Panelists. Photo by Daniel Ronan
From left to right: Denise Casalino (moderator), John Gavin (Sterling Bay), Ranadip Bose (SB Friedman Development Advisors), Matt Edlen (Gerding Edlen). Photo by Daniel Ronan
Panelists. Photo by Daniel Ronan

Real estate developers looking to raise the value of their properties, and government officials who hope to increase tax revenue tend to be fans about large neighborhood infrastructure investments. And when these investments are sustainable transportation amenities like the $38 million Morgan station or the $95 million Bloomingdale Trail, aka The 606, on the Near Northwest Side, livable street advocates also tend to be enthusiastic.

However, these investments can be a double-edged sword. For example Bloomingdale has inspired a real estate gold rush, which many Humboldt Park and Logan Square residents say is accelerating the displacement of longtime residents as property values, property taxes, and rents climb. A recent report from DePaul’s Institute for Housing Studies found that property values along the western stretch of the elevated path have gone up by 48.2 percent since construction began on the greenway.

Panelist Ranadip Bose of SB Friedman Development Advisors noted that developers' and politicians' affinity for big infrastructure projects is logical, and more funds could be raised for these initiatives through density bonus fees, for example. Chicago has the Neighborhood Opportunity Bonus fee, which firms developing in downtown Chicago can pay in order to build bigger, 10 percent of which goes to fund nearby public infrastructure projects, which could be anything from a train station renovation, to a library expansion.

This fee-based model differs from direct public investment (which is how the Morgan station was funded) in that it allows developers to help pay for the infrastructure needed to support their projects. This could be a possible scenario in the case that the city is able to attract Amazon's new corporate headquarters.

But what about Chicago neighborhoods that aren't as regionally connected as the Loop, River North and the West Loop? The panelists said little about how private real estate investment could benefit neighborhoods on the South and West sides. Gavin stated that he would not want to dictate where the city of Chicago invests its money, but he emphasized that the developers may require subsidies to build underperforming real estate markets.
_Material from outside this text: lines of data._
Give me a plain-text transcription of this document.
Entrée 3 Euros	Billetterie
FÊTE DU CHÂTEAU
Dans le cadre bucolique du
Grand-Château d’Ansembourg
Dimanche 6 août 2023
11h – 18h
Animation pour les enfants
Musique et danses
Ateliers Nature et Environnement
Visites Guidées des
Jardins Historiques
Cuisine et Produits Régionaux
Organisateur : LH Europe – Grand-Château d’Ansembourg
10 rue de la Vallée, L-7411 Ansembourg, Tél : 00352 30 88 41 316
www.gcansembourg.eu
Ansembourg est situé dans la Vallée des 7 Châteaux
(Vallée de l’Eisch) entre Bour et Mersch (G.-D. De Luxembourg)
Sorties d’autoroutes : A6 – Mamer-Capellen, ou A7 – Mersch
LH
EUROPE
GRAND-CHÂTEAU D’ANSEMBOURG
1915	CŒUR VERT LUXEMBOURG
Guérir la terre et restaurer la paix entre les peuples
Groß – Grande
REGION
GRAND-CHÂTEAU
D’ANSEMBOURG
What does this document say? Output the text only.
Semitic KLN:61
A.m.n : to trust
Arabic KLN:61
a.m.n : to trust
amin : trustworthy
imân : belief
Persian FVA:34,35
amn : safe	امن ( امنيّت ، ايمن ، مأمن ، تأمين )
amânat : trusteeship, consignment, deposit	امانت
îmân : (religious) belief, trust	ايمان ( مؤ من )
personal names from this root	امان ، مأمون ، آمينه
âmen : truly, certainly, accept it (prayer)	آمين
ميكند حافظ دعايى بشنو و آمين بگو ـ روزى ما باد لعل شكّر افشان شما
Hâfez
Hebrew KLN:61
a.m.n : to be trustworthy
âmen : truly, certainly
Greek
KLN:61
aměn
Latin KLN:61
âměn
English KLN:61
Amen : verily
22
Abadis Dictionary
To help address this market disparity, more can be done to lessen the costs of development, such as the elimination of car parking requirements, in conjunction with strategies to change to encourage car-free commuting. One aspect of making neighborhoods affordable places to live is to provide transportation options that allow people to get where they need to go without having to take on the expense of owning and operating a car.

Large infrastructure investments such as the Bloomingdale, and now the just -announced 312 RiverRun Trail along a two-mile corridor on the North Side, play into the speculative nature of the real estate world. As an alternative, prescriptive policies such as requiring companies with ten or more employees to adopt the Regional Transportation Authority’s popular pre-tax transit pass program would make it cheaper for workers to ride transit. Integrating CTA, Metra, and Pace fares, so that riders don't have to pay full price when they transfer from one system to another would make transit more affordable, as well as encouraging  more ridership.

Policies which do not require wholesale changes to the zoning code, but substantive changes in our land use and transportation practices and individual behaviors lessen the restrictive burden on developers and property owners alike. For example, if zoning was changed to allow homeowner to build a unit above their garage to rent out to help pay off their mortgage, that could assist residents with making ends meet. These policy changes would help magnify the return of future public investments, allowing us to make more efficient use of our public resources and incentivizing development in neighborhoods that need it most.